Non, elle n'en sait rien. En vérité, il y a bien plus de chances pour qu'elle ne trouve jamais mieux ailleurs que le contraire mais qu'importe. Odile suit son cœur, son instinct, c'est ce qu'elle a toujours fait. Elle passe son bras sous celui d'Hervé et l'entraîne dans le bar le plus proche, merde elle a oublié sa quiche. Elle soupire, voilà la recette de sa grand-mère perdue à jamais. 

- C'est une très mauvaise journée Hervé. Une très mauvaise. 

Alors comme après chaque mauvaise journée, ils rejoignent leur QG aussi sobrement appelé "le Trou", un des seuls bar parisien où les prix sont abordables et les clients pas trop agressifs une fois qu'ils ont un coup dans le nez. Odile pose ses fesses sur un tabouret qui en presque pris la forme tellement il a vu ce postérieur fréquemment et commande une bière. Son regard est très vite attiré par le journal de vingt heures présenté par Anne-Claire Coudray - qui est très bien coiffée ce soir - et dont elle jalouse malhonnêtement la place. Le pire, c'est qu'elle sait que ça ne lui plairait pas tout ça. Le pire, c'est qu'elle sait qu'elle ne le supporterait pas. Le pire, c'est quand la passion est sincère mais la réalité discordante.
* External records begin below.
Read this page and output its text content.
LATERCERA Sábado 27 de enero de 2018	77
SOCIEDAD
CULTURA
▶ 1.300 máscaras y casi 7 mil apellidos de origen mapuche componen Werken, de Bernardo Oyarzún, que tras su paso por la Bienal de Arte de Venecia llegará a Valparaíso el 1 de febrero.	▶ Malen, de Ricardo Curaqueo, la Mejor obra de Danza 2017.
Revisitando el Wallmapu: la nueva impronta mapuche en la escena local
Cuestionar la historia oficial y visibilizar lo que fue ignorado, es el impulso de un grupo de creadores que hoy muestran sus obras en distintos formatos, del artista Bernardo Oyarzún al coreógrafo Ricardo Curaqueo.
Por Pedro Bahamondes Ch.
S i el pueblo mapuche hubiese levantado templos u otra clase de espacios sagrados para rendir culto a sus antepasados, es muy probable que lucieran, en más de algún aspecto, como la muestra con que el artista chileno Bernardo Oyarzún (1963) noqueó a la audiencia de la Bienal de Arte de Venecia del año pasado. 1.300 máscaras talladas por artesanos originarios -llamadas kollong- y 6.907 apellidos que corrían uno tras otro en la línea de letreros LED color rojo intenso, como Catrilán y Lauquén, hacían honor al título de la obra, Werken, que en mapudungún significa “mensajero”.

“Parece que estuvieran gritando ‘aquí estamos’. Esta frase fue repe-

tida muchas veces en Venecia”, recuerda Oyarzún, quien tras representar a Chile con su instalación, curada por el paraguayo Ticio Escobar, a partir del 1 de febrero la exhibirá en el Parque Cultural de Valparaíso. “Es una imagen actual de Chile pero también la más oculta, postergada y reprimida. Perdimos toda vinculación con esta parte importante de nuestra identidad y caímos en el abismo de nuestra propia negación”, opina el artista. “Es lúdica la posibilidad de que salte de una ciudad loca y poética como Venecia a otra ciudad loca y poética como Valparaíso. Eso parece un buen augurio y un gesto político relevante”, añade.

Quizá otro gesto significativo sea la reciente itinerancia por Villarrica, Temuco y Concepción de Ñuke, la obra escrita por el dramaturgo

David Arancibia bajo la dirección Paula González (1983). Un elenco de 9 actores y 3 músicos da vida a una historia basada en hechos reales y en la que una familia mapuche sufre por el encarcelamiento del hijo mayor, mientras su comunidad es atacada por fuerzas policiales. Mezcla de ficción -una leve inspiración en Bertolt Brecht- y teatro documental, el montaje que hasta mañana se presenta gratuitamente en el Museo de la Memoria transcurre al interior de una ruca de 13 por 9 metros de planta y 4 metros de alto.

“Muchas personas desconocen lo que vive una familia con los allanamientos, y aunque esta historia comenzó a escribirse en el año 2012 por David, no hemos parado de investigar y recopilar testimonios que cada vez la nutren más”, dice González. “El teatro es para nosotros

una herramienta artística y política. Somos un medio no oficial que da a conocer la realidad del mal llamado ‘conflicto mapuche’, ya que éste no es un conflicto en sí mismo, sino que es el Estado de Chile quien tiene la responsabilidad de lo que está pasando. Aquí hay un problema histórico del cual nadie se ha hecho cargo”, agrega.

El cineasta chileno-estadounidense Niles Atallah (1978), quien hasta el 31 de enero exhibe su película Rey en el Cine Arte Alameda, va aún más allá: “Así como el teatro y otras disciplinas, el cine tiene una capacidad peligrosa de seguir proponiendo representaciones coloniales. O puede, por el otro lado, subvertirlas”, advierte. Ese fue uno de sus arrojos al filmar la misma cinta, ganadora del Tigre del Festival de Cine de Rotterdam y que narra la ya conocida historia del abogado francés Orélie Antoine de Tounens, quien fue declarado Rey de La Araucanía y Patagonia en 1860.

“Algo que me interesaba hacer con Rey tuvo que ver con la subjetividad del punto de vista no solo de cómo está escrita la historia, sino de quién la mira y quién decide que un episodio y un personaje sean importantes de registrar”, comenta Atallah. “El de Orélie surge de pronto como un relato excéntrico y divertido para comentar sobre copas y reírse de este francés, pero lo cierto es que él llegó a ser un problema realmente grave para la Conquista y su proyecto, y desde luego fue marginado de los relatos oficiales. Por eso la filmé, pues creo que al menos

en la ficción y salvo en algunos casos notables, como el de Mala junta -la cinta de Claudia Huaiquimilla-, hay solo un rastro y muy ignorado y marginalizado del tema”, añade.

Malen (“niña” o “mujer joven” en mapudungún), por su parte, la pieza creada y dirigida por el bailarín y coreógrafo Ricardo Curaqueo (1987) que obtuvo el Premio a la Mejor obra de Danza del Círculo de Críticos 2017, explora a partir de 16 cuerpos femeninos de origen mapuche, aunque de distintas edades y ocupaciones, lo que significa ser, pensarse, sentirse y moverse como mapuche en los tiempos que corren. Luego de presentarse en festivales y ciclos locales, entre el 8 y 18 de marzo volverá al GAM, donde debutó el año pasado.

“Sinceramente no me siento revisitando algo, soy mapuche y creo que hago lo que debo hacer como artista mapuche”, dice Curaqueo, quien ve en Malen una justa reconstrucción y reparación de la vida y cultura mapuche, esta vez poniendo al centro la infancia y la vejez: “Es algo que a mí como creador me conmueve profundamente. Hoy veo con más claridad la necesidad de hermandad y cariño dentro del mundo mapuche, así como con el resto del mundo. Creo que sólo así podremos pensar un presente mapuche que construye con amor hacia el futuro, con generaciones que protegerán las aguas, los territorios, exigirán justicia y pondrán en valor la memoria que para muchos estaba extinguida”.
"...l'étrange événement survenu à Genève, en Suisse. Après une coupure de courant, onze personnes sont portées disparues et un témoin désorienté a été retrouvé à la gare, aucune trace ne lutte n'a été signalée. Les autorités suisses nous ont en revanche fait part de leur perplexité concernant cette enquête où les souvenirs de la victime semblent avoir disparus. Un reportage mené par..."

- Hervé. 

Le jeune homme lui jette un regard blasé, las, à la limite de l'épuisement. 

- Je sais. 

Ça, c'est quelque chose sur lequel elle peut écrire. Ça, ce sera sa grande œuvre.